The fact that he would stretch himself thin just playing all the events to give himself a chance to win the bracelet would only make his live "Durrrr" challenge all the more harder as time went on. Phil Ivey last year made some bracelet bets and then promptly won two and had a shot at the third, but Ivey's wheelhouse is not that of a standard player. He plays every game well.

Thus, for Ivey he'd have a great chance at any type of poker. He honed his game playing stud in Atlantic city when he was underage, and already had a slew of bracelets and tournament wins in live poker, so Ivey's bet made more sense.

Tom Dwan, is never one to back down from a challenge, or to fire in a bet when the odds seem long for him to win. The kid has incredible self-belief and seeing how Ivey's prop bet fueled him last year, Dwan decided to seek the same motivation to make him relevant in the tournament scene.

This is a guy, after all, who made the Durrrr Challenge, just to get action, and everybody laughed at him laying three to one odds--he's currently beating up on Patrik Antonius and seems all but a lock to win the challenge. So what if some of the poker tournaments he'd be playing in would be relative new games. Dwan's all about instant excellence and surpassing expectations and limitations. His whole career has been about ostentatious self-belief and a quiet fire to win every pot possible.

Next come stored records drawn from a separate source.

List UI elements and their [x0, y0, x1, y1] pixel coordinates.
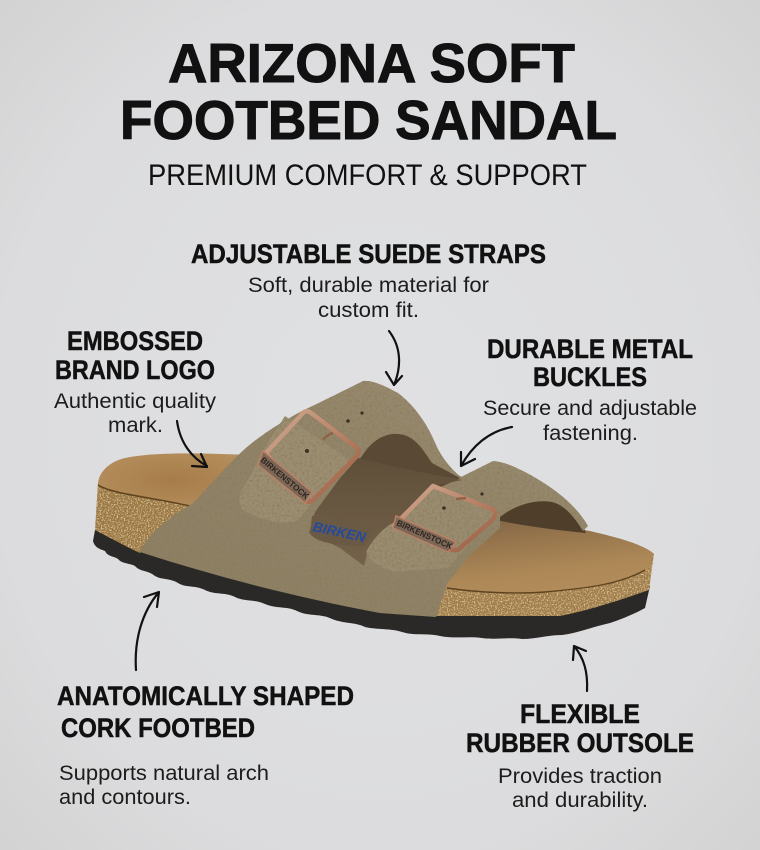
callout: durable metal buckles: Secure and adjustable	[483, 397, 697, 420]
arrow: to brand logo	[177, 421, 207, 467]
callout: flexible rubber outsole: FLEXIBLE	[520, 699, 640, 729]
arrow: to straps	[386, 331, 402, 385]
buckle 1: BIRKENSTOCK	[259, 455, 312, 502]
callout: embossed brand logo: Authentic quality	[54, 390, 217, 413]
strap 2 tab	[366, 485, 495, 572]
buckle 1	[258, 411, 364, 503]
inner brand logo: BIRKEN	[311, 518, 368, 545]
strap holes	[442, 492, 484, 510]
heel rim line	[98, 485, 190, 506]
callout: flexible rubber outsole: Provides traction	[498, 765, 662, 788]
buckle 2: BIRKENSTOCK	[395, 518, 455, 552]
callout: adjustable suede straps: Soft, durable material for	[248, 274, 489, 297]
heel footbed	[98, 453, 250, 507]
callout: adjustable suede straps	[191, 239, 546, 322]
callout: durable metal buckles: fastening.	[543, 422, 638, 445]
callout: embossed brand logo: mark.	[108, 414, 163, 437]
callout: anatomically shaped cork footbed: Supports natural arch	[59, 762, 269, 785]
callout: flexible rubber outsole	[466, 699, 694, 812]
callout: embossed brand logo	[54, 326, 217, 437]
callout: anatomically shaped cork footbed: ANATOMICALLY SHAPED	[57, 681, 354, 711]
front cork side	[430, 553, 654, 616]
buckle plate	[393, 516, 456, 552]
callout: adjustable suede straps: custom fit.	[318, 299, 419, 322]
strap 2 cave	[496, 497, 586, 533]
buckle 2	[393, 486, 495, 552]
callout: embossed brand logo: EMBOSSED	[67, 326, 203, 356]
buckle plate	[258, 451, 312, 503]
subtitle: PREMIUM COMFORT & SUPPORT	[148, 159, 587, 192]
callout: durable metal buckles: DURABLE METAL	[487, 334, 693, 364]
callout: flexible rubber outsole: RUBBER OUTSOLE	[466, 728, 694, 758]
title: ARIZONA SOFT	[168, 32, 575, 94]
heel cork side	[95, 483, 195, 553]
callout: embossed brand logo: BRAND LOGO	[55, 355, 215, 385]
rubber outsole	[93, 530, 650, 639]
callout: anatomically shaped cork footbed	[57, 681, 354, 809]
strap holes	[305, 411, 364, 453]
buckle pin	[456, 498, 466, 499]
inner cave	[352, 434, 460, 492]
logo patch	[310, 515, 376, 546]
arrow: to buckles	[461, 427, 512, 466]
title	[120, 32, 617, 151]
buckle frame	[394, 486, 495, 550]
buckle frame	[266, 411, 359, 502]
strap 1 tab	[239, 416, 350, 523]
arrow: to rubber outsole	[573, 646, 587, 691]
callout: flexible rubber outsole: and durability.	[512, 789, 648, 812]
buckle pin	[323, 433, 333, 440]
sandal illustration	[93, 381, 654, 639]
callout: durable metal buckles: BUCKLES	[533, 362, 647, 392]
callout: adjustable suede straps: ADJUSTABLE SUEDE STRAPS	[191, 239, 546, 269]
suede upper silhouette	[140, 381, 588, 617]
inner footbed	[309, 458, 462, 566]
callout: anatomically shaped cork footbed: and contours.	[59, 786, 191, 809]
callout: anatomically shaped cork footbed: CORK FOOTBED	[61, 713, 255, 743]
arrow: to cork footbed	[136, 592, 159, 670]
strap cave shadow	[350, 430, 470, 530]
front rim line	[447, 570, 645, 593]
callout: durable metal buckles	[483, 334, 697, 445]
title: FOOTBED SANDAL	[120, 89, 617, 151]
front footbed	[425, 508, 654, 599]
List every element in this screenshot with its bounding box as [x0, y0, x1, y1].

As a relative nobody, except to online poker insiders, Dwan chastised Phil Hellmuth and challenged him to a duel upon making his debut to the televised poker wold, and hasn't stop challenging the establishment since. So what if Dwan might not have won his first bracelet, and his inexperience in closing out a poker tournament might bite him in the ass through the rest of the world series, but Dwan has a way of doing the unexpected, so much so, that it's almost expected these days.

Eventually, his action will dry up. Many players after last year said they'd stop betting against Phil Ivey doing anything when it comes to poker. If Dwan wins a bracelet this year, Phil Ivey might start saying he'll stop betting against Durrrr doing anything.